You need a thick skin and to persevere. You’ve got to have a passion and be a jack-of-all-trades, to show up and be who you are. Know where you’re strong and know where you’re weak and have back up for your weak areas. You can’t be afraid to make a decision, to make a mistake. Stand up and be willing to try new things, to get it wrong and come back out there and try it again. Recognize adversity as an opportunity to build character and take advantage of those moments.

Did you have a mentor? If so, what was the most helpful thing s/he did or said?|
Edwardo Marvez-[Valls, MD,] who did emergency medicine at LSU and who recently died, was my mentor. From an EMS perspective, Paul Pepe has always been a mentor. Other mentors are [EMS medical directors] Tom Blackwell [in Charlotte, N.C.] David Persse in Houston and Ed Racht in Austin [Texas]. Bob Davis [a reporter with USA Today and former paramedic] has been a mentor for following your passion. We’ve got some amazing people in EMS.

What special qualities (if any) do women bring to EMS leadership?
Women bring to the field a level of compassion and empathy with both patients and employees and an ability to nurture and to see the other side of things. I think that’s a real plus. Women feel things at a deep level, which makes us powerful.

Do you have any suggestions for how the EMS community can increase the numbers of female EMS leaders?
We need to raise the bar for who becomes a paramedic; we need to focus on an education degree. Although were in a paramedic shortage, I don’t think short-term zero to hero programs are the answer.

We must mentor women, be approachable, assessable and encourage them to do it. About 25% of NOEMS employees are women, and four of my 11 administrators are women.

What do you enjoy doing in your off hours?
Spending time with my kids, my family and my friends. My three very strong-willed teenaged daughters — Katharine, Sarah and Elizabeth — and my family keep me going. They’re what make me get up in the morning.
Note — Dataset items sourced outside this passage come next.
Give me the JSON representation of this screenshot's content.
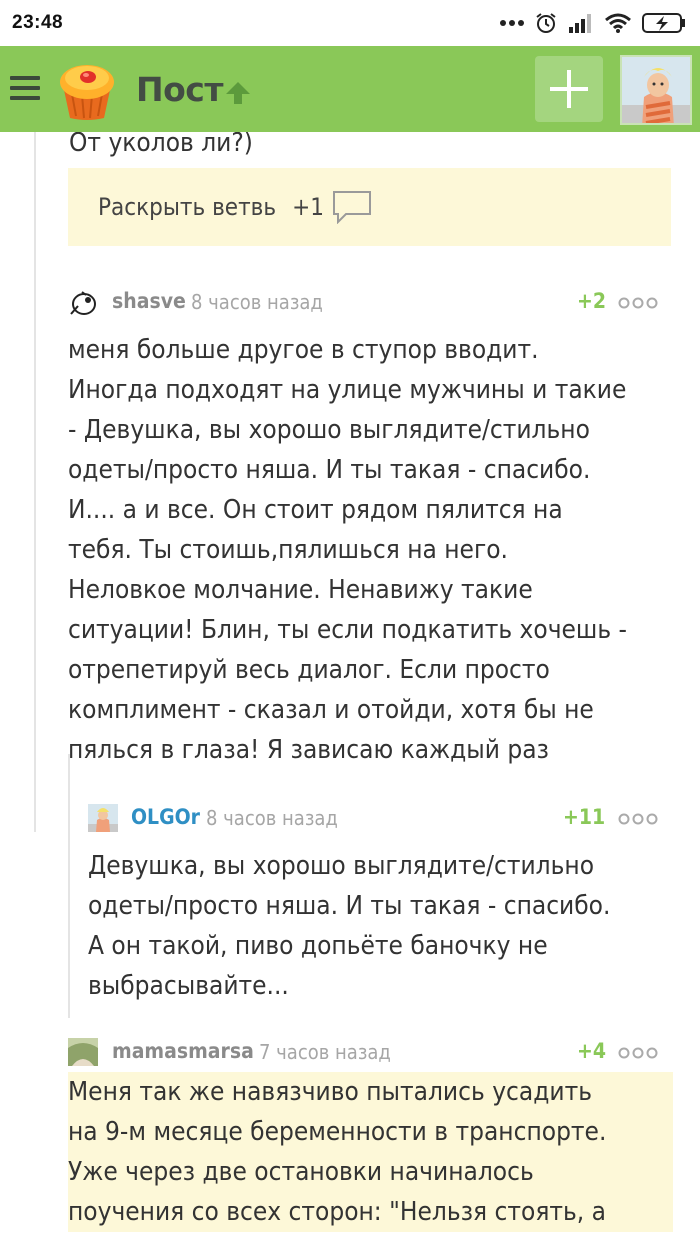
{
  "status_bar": {
    "time": "23:48"
  },
  "header": {
    "title": "Пост",
    "menu_icon": "hamburger-menu-icon",
    "logo_icon": "pikabu-cupcake-logo",
    "arrow_icon": "up-arrow-icon",
    "add_icon": "plus-icon",
    "brand_color": "#8ac858"
  },
  "thread": {
    "cut_text": "От уколов ли?)",
    "expand_label": "Раскрыть ветвь",
    "expand_count": "+1"
  },
  "comments": [
    {
      "author": "shasve",
      "time": "8 часов назад",
      "rating": "+2",
      "lines": [
        "меня больше другое в ступор вводит.",
        "Иногда подходят на улице мужчины и такие",
        "- Девушка, вы хорошо выглядите/стильно",
        "одеты/просто няша. И ты такая - спасибо.",
        "И.... а и все. Он стоит рядом пялится на",
        "тебя. Ты стоишь,пялишься на него.",
        "Неловкое молчание. Ненавижу такие",
        "ситуации! Блин, ты если подкатить хочешь -",
        "отрепетируй весь диалог. Если просто",
        "комплимент - сказал и отойди, хотя бы не",
        "пялься в глаза! Я зависаю каждый раз"
      ]
    },
    {
      "author": "OLGOr",
      "time": "8 часов назад",
      "rating": "+11",
      "lines": [
        "Девушка, вы хорошо выглядите/стильно",
        "одеты/просто няша. И ты такая - спасибо.",
        "А он такой, пиво допьёте баночку не",
        "выбрасывайте..."
      ]
    },
    {
      "author": "mamasmarsa",
      "time": "7 часов назад",
      "rating": "+4",
      "lines": [
        "Меня так же навязчиво пытались усадить",
        "на 9-м месяце беременности в транспорте.",
        "Уже через две остановки начиналось",
        "поучения со всех сторон: \"Нельзя стоять, а"
      ]
    }
  ]
}
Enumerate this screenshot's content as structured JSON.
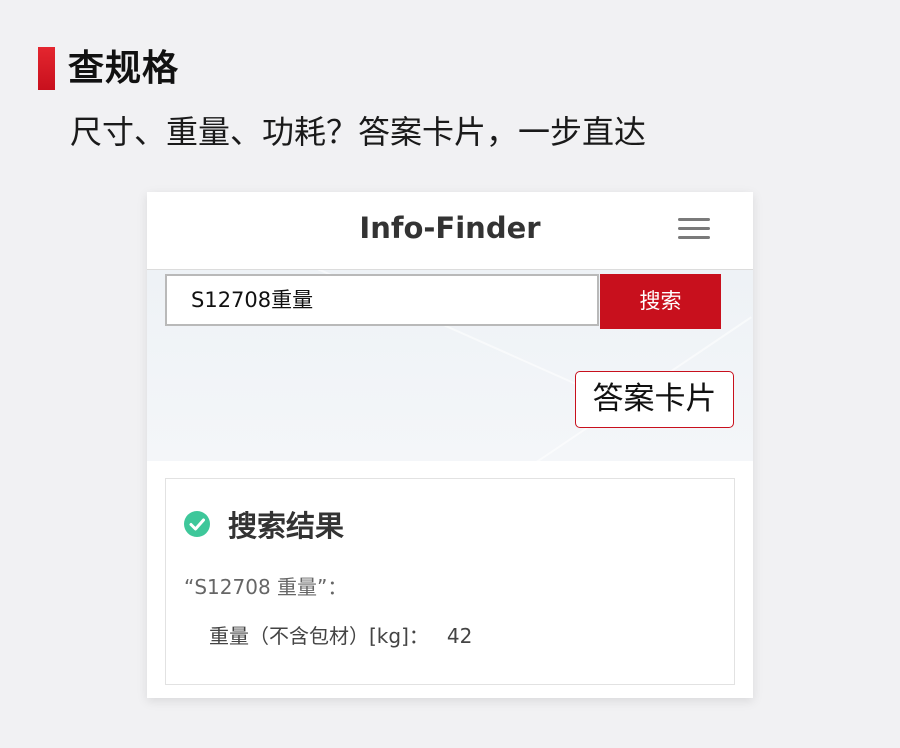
{
  "page": {
    "title": "查规格",
    "subtitle": "尺寸、重量、功耗？答案卡片，一步直达"
  },
  "colors": {
    "accent": "#c8101d",
    "check": "#3ec79a"
  },
  "app": {
    "title": "Info-Finder",
    "menu_icon": "hamburger-menu-icon"
  },
  "search": {
    "value": "S12708重量",
    "button_label": "搜索"
  },
  "answer_card": {
    "label": "答案卡片"
  },
  "result": {
    "heading": "搜索结果",
    "query_text": "“S12708 重量”：",
    "spec_label": "重量（不含包材）[kg]：",
    "spec_value": "42",
    "status_icon": "check-circle-icon"
  }
}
I also like to run, to read, to travel and to needlepoint, although I haven’t done that in a long time.

What might people be surprised to know about you?
That I have insecurities and second-guess myself and have fears of the unknown. I enjoy my alone time.

What else would you like to say to a national EMS audience on the topic of women in this field and on women becoming leaders.
I really believe that certain people are born with leadership skills and they can choose to develop them and use them or not. We need [female] leaders, so you if have leadership skills, we need you to step up to the plate. EMS is a tough field and it takes a special kind of person do to that.

Women are social and need to support each other as woman leaders. It would be wonderful to have a women-in-EMS leadership forum.